Comments: It might be Blanchett to win here for the unaccountably well-received Carol (I won’t discuss it any further but one of my reviewers, like so many others, went gag-ga over this). But there has been a bit of a buzz about Larson in Room, for her wrought turn.
Rampling’s calm, quiet, meticulously layered performance in 45 Years would be worthy of an award in any year, but her previous comments about race and the movie industry won’t curry much favour in a Hollywood poised for big race discussions in the weeks, months and years that will follow this ceremony.
Comments: this category is a difficult one to call for me. Bale has already won a Best Support Oscar (for ‘The Fighter’) so this might sway people to vote against him. I haven’t seen the film (or Bridge Of Spies) so cannot judge about him and Rylance, but I thought Hardy was exceptionally mendacious and grimy in his role. Stallone may however get the nod for a thoroughly competent turn in Creed.

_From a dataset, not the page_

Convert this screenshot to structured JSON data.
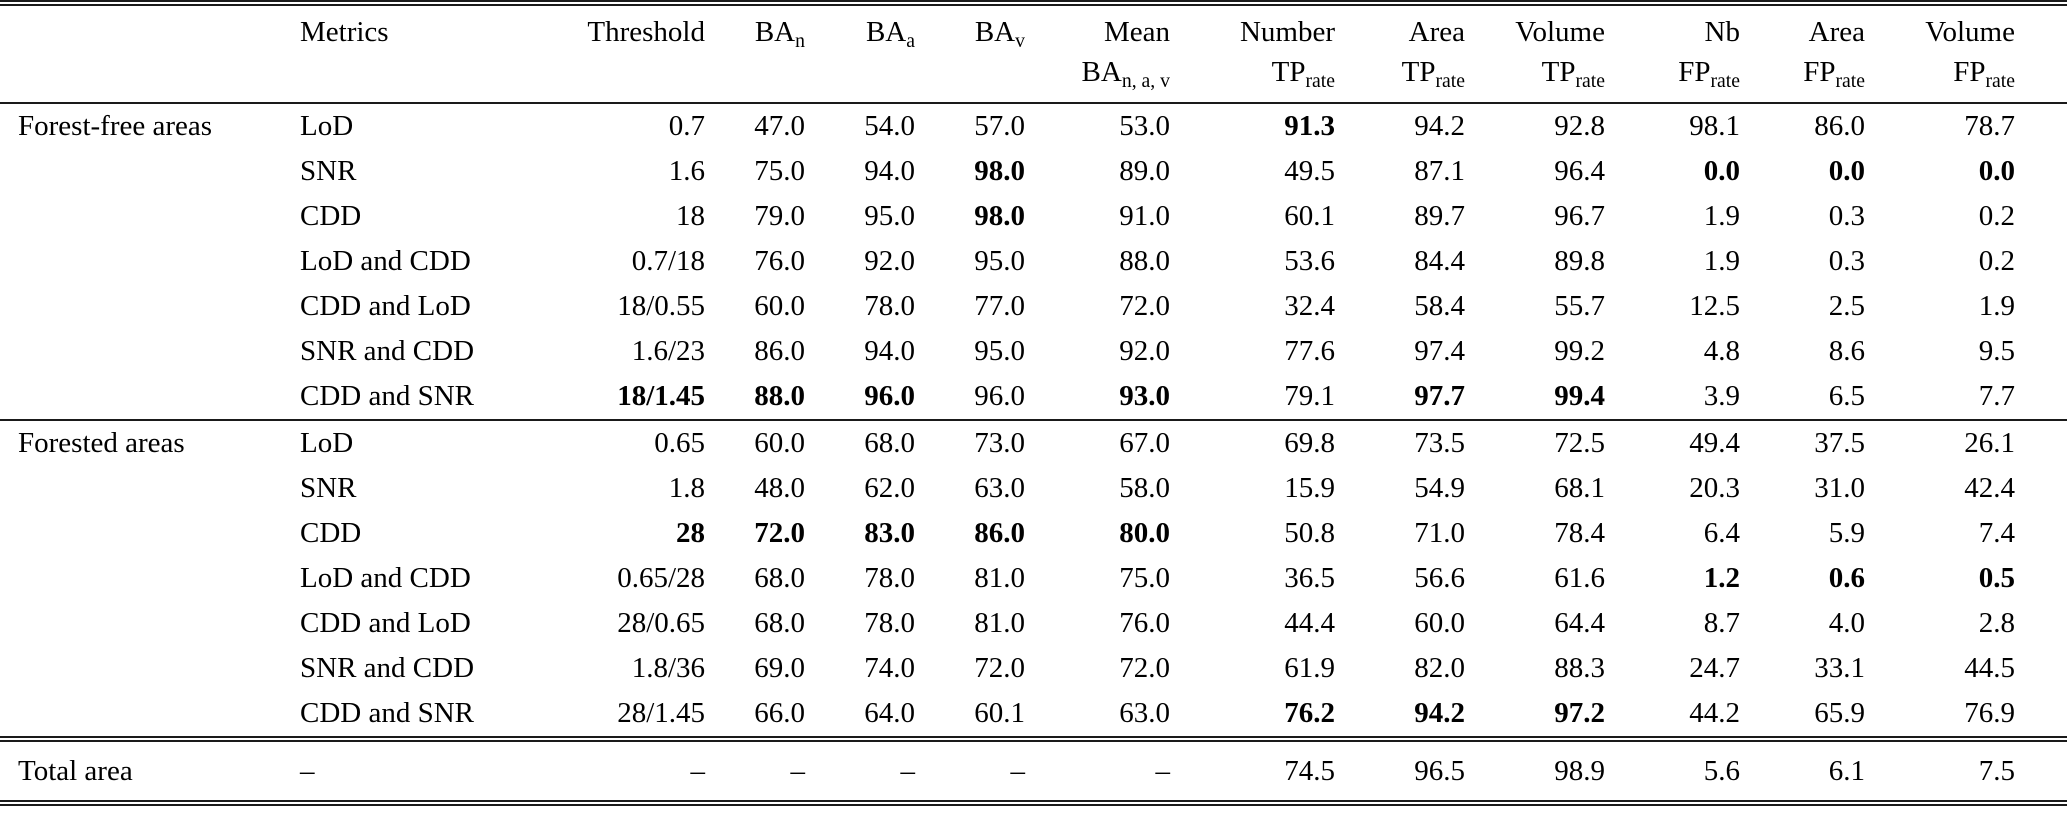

Comments: A tough call between Mara and Winslet to win for this; Kate has got some good headlines for her role, I suspect Mara and Cate Blanchett as a ‘love match’ double win for Carol might make Oscar seem ‘down with the lesbians’ in a year where it has been bashed with equality and diversity. I still think Vikander was delightfully impressive in The Danish Girl, more impressive than Redmayne. It’s amazing MacAdams was even nominated – nothing personal at all as she was competent enough, but did she have enough to do to be Oscar worthy?
Comments: Bridge Of Spies received some attention, but I suspect the neat, methodical organisation, the increasing tension created by research in Spotlight might nab this award. Spotlight was rather un-flashy in terms of filmic technique (there is very little cinema in it in fact) but the writing was rock solid and morally unimpeachable throughout. I liked the script for Inside Out very much though. In fact, it swept me away with how clever and well researched it was. It’s not often developmental psychological theory can be married with animated fantasy…to do this well is a great achievement.
Comments: Screenplay wins can be difficult to judge. I suspect that with its arch, covert dialogue, Carol could scoop this one. But The Big Short, certainly judging by the trailers, has a louder, brasher, masculine tone that could see it through.